A couple of days later, a less than robust U.S. GDP number underscored the Fed's dovish message and affirmed the view of bullish Treasury bond investors that their favourite, oft-maligned asset class still has plenty of room to run.
Buying U.S. and other government bonds made sense for the moneyed hordes fleeing crumbling Europe and anything else bearing a semblance of risk last year. But the lure of far better yields has lately been drawing the less risk-averse back to U.S. equities, high-yield corporate bonds and emerging market funds.
The siren song has familiar, if effective, lyrics. Interest rates have reached all-time lows and have nowhere to go but up – a change of direction that would surely unhinge the unhedged bond investor. Or as one headline in a publication aimed at U.S. investment advisers screamed last fall: "Disastrous Bond Rout Just Up the Road, Experts Warn."
Since then, U.S. rates have slid even further. The one-year Treasury bill sits at about 0.10 per cent. Five-year notes fell to a record low Friday of 0.76 per cent. Ten-year Treasuries hover under 2 per cent and even the 30-year bond is barely above 3 per cent.
So, the argument goes, it's simply not logical to tie up money at real rates effectively below zero when undervalued blue-chip stocks of powerhouse global companies offer far better dividend yields and terrific growth prospects. And if inflation should ever make a comeback, stocks will always fare better than bonds, because they typically provide a return above the rate of inflation, at least in the short term.

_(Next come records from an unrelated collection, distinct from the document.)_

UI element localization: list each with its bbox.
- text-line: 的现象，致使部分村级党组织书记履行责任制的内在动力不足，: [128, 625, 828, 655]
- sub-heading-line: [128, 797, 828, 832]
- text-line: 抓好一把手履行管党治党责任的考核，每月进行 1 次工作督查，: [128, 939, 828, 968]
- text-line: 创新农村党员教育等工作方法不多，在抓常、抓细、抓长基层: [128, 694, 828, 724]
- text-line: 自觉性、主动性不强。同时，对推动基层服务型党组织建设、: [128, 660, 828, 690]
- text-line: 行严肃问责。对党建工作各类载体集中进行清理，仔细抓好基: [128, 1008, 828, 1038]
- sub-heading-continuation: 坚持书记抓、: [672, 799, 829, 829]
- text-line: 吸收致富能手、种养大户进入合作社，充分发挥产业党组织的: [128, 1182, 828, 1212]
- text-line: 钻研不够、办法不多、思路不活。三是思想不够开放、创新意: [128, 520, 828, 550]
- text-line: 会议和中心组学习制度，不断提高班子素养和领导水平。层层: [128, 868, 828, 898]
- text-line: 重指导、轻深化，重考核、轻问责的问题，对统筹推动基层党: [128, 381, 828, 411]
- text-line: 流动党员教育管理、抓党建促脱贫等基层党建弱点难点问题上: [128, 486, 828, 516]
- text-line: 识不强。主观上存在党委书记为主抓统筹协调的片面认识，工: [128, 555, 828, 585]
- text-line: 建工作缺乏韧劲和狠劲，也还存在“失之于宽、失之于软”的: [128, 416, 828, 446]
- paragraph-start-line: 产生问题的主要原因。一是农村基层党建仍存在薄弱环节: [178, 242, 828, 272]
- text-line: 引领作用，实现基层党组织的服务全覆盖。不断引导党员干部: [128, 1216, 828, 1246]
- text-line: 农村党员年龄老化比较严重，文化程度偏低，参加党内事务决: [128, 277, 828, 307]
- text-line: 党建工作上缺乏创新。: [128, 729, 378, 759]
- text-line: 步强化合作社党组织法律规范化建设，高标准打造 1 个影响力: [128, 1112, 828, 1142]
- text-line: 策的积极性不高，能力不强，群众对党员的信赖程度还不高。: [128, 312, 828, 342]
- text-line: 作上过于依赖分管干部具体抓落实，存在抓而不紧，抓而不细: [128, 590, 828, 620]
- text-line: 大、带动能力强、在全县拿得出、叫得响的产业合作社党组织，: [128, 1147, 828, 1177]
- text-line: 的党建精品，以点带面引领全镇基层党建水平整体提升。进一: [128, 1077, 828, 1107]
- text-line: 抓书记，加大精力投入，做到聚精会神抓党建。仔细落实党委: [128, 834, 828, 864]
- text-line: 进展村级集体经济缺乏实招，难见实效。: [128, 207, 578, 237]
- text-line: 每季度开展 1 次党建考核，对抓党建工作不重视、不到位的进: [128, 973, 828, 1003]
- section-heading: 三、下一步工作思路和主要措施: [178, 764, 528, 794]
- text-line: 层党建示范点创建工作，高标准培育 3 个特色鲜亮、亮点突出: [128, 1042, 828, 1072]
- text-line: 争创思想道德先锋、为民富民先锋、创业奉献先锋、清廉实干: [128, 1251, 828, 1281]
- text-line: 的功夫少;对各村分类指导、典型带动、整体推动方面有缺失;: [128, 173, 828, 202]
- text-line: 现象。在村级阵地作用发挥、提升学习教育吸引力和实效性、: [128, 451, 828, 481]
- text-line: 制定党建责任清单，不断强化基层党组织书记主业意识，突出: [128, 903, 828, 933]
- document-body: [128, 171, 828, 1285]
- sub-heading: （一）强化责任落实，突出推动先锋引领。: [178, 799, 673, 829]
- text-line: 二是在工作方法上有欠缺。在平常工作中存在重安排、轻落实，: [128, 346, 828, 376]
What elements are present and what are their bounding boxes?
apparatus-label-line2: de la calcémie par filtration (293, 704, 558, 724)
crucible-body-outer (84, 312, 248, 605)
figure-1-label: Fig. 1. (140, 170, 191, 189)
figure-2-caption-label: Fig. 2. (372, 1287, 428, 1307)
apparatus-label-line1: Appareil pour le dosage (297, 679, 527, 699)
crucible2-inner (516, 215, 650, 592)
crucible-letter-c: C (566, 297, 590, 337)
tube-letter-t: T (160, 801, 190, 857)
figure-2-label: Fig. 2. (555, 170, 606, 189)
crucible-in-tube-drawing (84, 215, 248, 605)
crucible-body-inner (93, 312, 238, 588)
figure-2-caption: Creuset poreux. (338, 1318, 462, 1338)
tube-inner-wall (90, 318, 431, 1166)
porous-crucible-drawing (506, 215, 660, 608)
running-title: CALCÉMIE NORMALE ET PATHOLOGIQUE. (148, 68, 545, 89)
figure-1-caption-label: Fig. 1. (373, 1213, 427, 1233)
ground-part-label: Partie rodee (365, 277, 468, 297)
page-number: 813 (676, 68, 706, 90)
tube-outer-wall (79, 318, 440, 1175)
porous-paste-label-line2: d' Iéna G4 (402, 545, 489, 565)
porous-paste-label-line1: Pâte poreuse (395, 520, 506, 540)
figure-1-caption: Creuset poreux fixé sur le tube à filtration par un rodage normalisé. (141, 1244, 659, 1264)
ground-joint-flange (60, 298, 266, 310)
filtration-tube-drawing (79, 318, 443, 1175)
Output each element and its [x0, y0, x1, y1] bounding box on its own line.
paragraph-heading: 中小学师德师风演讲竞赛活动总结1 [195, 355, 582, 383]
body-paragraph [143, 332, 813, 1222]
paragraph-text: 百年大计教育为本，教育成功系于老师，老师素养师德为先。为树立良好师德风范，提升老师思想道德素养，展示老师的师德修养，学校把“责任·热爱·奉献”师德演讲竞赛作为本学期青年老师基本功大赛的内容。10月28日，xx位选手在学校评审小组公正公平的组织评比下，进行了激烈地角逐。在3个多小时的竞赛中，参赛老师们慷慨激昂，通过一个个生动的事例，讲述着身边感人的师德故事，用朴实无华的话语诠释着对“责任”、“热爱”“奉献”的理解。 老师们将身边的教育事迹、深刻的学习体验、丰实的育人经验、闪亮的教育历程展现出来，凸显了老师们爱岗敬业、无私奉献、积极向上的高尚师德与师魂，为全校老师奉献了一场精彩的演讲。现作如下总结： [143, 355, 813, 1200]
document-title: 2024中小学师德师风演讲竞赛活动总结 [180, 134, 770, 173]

Robert Kessler, whose eponymous Denver-based firm, Kessler Investment Advisors, counsels large corporations and financial institutions around the world on U.S. Treasury investments, has heard all this before. And he acknowledges that the equity pitch sounds seductive.
But Mr. Kessler says critics are missing what the Fed made crystal clear last week: Inflation is not looming on the horizon. Indeed, the U.S. has been in a deflationary mode for the past three months, and he sees the effective rate falling below 1 per cent by the summer, as demand weakens. Price pressures are absent in most other countries too.
Thus arguments about real versus nominal rates of return are "pure BS from the sell-side of the street." Indeed, last year, Treasuries delivered not only traditional safety – the return of capital – but real gains for the astute investor.
"The marketplace isn't being fair about where money consistently is being made."
He is paying particular attention to the five-year U.S. note, which he was piling into even before the Fed signalled its intentions last week. And he says Canadian government bonds offer the same opportunities for risk-free gains.
Investors shouldn't own treasuries because they're patriotic or think the instruments are a good long-term buy, Mr. Kessler says. "You should be buying treasuries because we know more about how this asset class moves up and down than any other. We are constantly being shown everything we need to know. No one can give you a better road map [in any other asset class]"
We also have a fairly good global picture of faltering growth, high unemployment and weak demand that will affect most asset classes, especially stocks and commodities.
World economic growth is forecast to slow dramatically this year, which makes it unreasonable to expect the big, globally exposed companies to post fatter profits, he says. "How can GE earn 10 per cent or more [which it is forecasting]when the whole global GDP won't exceed 1.5?"
Unlike Treasuries, stocks are captives of the indexes. If the S&P 500 falls 30 per cent, chances are each of its components will suffer similar losses, no matter how well insulated they may be from various potential shocks.
He expects investors will reach the same conclusion and that equities will take a heavy hit by the end of the first quarter.
Mr. Kessler doesn't see anything changing his bullish outlook on Treasuries any time soon. "The whole world is going to turn around in a split-second? No. Japan has been trying to do it for 20 years."
Those who don't agree with him, but still worry about the risks facing stocks can always stick with cash.
"There's nothing wrong with cash. The fact that you don't get any return is acceptable. At least you're not losing any money."